We propose to assemble an international team of experts in air quality studies, atmospheric chemistry modeling and remote sensing to make the best use of the most recent and forthcoming high spatial and temporal resolution satellite instruments dedicated to atmospheric composition. Space observations of the chemical composition of the atmosphere are a primary source of information on the formation and fate of large-scale and regional air pollution. 
 
In the very recent period, there have been major advances in space observations of chemical species, with the launch of the Sentinel-4 satellite, which includes the TROPOMI instrument.
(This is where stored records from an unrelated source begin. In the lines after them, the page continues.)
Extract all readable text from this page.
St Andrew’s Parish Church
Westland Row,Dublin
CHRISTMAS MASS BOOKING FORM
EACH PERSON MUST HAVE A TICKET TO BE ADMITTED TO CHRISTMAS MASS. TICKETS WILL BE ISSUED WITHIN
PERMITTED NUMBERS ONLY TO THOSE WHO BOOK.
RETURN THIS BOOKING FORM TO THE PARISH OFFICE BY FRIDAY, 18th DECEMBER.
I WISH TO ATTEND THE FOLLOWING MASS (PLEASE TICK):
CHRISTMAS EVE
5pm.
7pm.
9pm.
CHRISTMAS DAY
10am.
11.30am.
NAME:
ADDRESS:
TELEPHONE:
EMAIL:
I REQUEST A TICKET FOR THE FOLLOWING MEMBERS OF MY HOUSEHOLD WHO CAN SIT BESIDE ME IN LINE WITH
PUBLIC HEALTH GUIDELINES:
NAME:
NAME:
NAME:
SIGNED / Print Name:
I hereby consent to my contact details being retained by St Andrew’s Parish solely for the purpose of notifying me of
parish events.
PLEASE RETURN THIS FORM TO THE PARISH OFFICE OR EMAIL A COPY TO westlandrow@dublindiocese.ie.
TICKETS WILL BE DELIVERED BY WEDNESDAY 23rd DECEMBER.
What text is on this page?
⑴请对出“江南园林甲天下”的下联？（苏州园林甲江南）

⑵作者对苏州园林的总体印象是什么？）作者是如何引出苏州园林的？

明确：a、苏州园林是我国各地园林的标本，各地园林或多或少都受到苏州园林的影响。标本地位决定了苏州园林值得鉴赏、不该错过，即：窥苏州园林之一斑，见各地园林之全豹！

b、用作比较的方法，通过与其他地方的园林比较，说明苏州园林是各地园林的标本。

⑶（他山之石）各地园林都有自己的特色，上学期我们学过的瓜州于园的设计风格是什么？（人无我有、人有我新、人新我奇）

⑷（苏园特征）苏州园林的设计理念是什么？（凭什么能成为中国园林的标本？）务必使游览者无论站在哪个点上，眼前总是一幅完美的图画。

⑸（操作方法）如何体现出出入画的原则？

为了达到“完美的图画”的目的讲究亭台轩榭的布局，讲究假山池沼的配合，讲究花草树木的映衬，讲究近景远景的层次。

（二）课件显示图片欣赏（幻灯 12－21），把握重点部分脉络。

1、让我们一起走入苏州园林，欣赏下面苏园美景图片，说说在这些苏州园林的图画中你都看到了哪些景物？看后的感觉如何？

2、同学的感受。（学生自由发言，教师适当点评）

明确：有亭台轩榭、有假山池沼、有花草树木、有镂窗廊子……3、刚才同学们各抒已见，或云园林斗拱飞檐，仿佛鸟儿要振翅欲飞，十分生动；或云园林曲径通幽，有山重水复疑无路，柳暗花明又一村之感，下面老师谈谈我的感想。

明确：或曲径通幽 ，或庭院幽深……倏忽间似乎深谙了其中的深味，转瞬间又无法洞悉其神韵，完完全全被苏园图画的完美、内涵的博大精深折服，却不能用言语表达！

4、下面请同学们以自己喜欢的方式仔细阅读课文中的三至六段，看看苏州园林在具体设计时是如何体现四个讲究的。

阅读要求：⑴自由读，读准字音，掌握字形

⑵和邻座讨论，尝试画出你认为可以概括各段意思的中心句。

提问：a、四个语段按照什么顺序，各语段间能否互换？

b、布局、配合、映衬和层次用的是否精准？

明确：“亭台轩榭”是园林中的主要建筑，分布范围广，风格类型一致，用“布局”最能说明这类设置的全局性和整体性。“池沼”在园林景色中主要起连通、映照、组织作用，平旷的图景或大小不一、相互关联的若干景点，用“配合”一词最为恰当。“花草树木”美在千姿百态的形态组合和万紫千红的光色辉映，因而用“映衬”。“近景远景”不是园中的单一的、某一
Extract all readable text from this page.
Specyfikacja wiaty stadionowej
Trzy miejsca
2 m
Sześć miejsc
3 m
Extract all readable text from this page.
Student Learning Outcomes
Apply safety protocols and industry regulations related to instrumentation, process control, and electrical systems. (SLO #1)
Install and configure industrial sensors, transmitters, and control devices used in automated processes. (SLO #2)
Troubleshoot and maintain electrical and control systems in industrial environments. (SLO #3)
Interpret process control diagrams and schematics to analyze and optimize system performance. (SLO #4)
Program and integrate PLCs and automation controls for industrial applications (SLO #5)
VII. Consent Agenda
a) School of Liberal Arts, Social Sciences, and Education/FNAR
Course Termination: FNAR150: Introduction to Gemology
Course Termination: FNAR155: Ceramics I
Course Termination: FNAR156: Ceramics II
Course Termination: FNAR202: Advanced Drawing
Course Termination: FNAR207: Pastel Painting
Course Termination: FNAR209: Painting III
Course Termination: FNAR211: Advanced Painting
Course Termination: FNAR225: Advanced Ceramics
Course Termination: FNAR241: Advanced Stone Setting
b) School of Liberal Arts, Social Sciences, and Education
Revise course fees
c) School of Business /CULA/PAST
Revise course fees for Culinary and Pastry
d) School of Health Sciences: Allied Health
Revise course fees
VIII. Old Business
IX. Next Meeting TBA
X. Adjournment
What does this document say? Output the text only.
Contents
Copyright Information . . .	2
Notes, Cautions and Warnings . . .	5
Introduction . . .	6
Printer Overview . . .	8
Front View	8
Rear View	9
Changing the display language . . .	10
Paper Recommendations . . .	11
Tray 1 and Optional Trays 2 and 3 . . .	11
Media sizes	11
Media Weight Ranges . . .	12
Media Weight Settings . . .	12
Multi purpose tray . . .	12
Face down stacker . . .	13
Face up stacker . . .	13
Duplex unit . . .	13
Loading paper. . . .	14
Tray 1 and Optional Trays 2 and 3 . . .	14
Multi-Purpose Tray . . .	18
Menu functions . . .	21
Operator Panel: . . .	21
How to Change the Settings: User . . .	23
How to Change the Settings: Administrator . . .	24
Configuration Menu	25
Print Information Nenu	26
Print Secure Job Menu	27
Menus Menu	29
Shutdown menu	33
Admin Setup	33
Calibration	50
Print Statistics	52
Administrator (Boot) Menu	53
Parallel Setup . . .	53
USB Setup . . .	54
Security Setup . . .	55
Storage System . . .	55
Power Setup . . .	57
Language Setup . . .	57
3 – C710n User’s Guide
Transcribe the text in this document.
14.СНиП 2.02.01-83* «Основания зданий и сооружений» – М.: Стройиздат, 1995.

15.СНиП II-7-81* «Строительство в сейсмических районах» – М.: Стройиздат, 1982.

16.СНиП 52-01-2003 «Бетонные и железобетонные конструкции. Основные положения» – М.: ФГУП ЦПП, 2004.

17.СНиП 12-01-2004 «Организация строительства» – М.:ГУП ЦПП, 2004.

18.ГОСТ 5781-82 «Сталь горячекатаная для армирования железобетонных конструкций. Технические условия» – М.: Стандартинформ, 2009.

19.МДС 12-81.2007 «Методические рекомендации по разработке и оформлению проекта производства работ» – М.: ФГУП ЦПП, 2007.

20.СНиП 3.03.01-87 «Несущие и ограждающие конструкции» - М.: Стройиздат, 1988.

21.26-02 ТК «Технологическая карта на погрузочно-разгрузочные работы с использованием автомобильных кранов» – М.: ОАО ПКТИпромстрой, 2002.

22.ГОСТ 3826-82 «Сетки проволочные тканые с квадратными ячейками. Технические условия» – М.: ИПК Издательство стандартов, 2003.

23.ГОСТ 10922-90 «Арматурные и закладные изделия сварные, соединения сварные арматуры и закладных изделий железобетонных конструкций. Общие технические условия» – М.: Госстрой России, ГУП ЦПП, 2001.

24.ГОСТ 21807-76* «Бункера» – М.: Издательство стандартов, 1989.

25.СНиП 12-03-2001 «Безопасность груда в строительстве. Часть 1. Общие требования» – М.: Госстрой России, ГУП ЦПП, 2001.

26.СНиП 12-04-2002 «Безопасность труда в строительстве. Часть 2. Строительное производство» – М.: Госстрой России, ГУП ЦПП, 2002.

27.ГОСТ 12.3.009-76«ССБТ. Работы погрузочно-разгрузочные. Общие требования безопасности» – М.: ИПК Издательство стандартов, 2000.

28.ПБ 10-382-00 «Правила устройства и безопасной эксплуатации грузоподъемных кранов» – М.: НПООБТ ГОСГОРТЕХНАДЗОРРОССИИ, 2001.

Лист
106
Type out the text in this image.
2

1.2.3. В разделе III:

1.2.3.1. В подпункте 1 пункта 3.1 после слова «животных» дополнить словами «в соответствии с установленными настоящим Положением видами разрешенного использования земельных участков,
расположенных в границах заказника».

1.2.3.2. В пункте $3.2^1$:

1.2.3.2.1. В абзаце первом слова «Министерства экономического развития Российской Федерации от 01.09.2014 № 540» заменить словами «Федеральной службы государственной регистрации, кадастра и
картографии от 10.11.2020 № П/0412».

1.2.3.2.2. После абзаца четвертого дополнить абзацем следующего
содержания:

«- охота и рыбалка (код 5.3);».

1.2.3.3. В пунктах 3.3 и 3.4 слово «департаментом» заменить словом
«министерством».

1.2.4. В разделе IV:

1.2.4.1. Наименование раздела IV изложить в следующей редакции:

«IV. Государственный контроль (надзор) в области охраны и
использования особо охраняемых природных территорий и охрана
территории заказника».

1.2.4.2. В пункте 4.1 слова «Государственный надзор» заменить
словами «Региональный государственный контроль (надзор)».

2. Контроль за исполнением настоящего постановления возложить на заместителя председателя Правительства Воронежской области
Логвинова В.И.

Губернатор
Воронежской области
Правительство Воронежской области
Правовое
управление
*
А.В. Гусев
This unique instrument observes several key air pollution species at a much higher spatial resolution than earlier instruments. Furthermore, in February 2020, a geostationary satellite, GEO-KOMPSAT-2, was successfully launched, which includes the GEMS spectrometer (Kim et al., 2020), the first geostationary instrument measuring air pollution from space. GEMS is the Asian element of a constellation of three geostationary satellites, which will include in a few years the Sentinel-4 European component and the TEMPO component for North America. 
 
The objective of the proposed project is to gather a multi-disciplinary team of scientists, who will jointly investigate and develop novel approaches to make the best use of these high temporal and spatial resolution satellite observations with the aim of improving regional and local air quality monitoring and forecasts. The team will be composed of experts in space observation retrievals, in-situ measurements, meteorological and chemical modeling, data assimilation and inverse modeling and surface emissions. The two projected workshops, one in Beijing and one in Bern, will provide the opportunity for a detailed discussion on the different issues related to optimized use of the most recent and future high-resolution satellite datasets. The first meeting that will be organized in Beijing will give an excellent opportunity for Asian scientists to share the first results from the geostationary GEMS instrument focusing on Asian pollution, and to contribute in the future to the analysis of these space observations.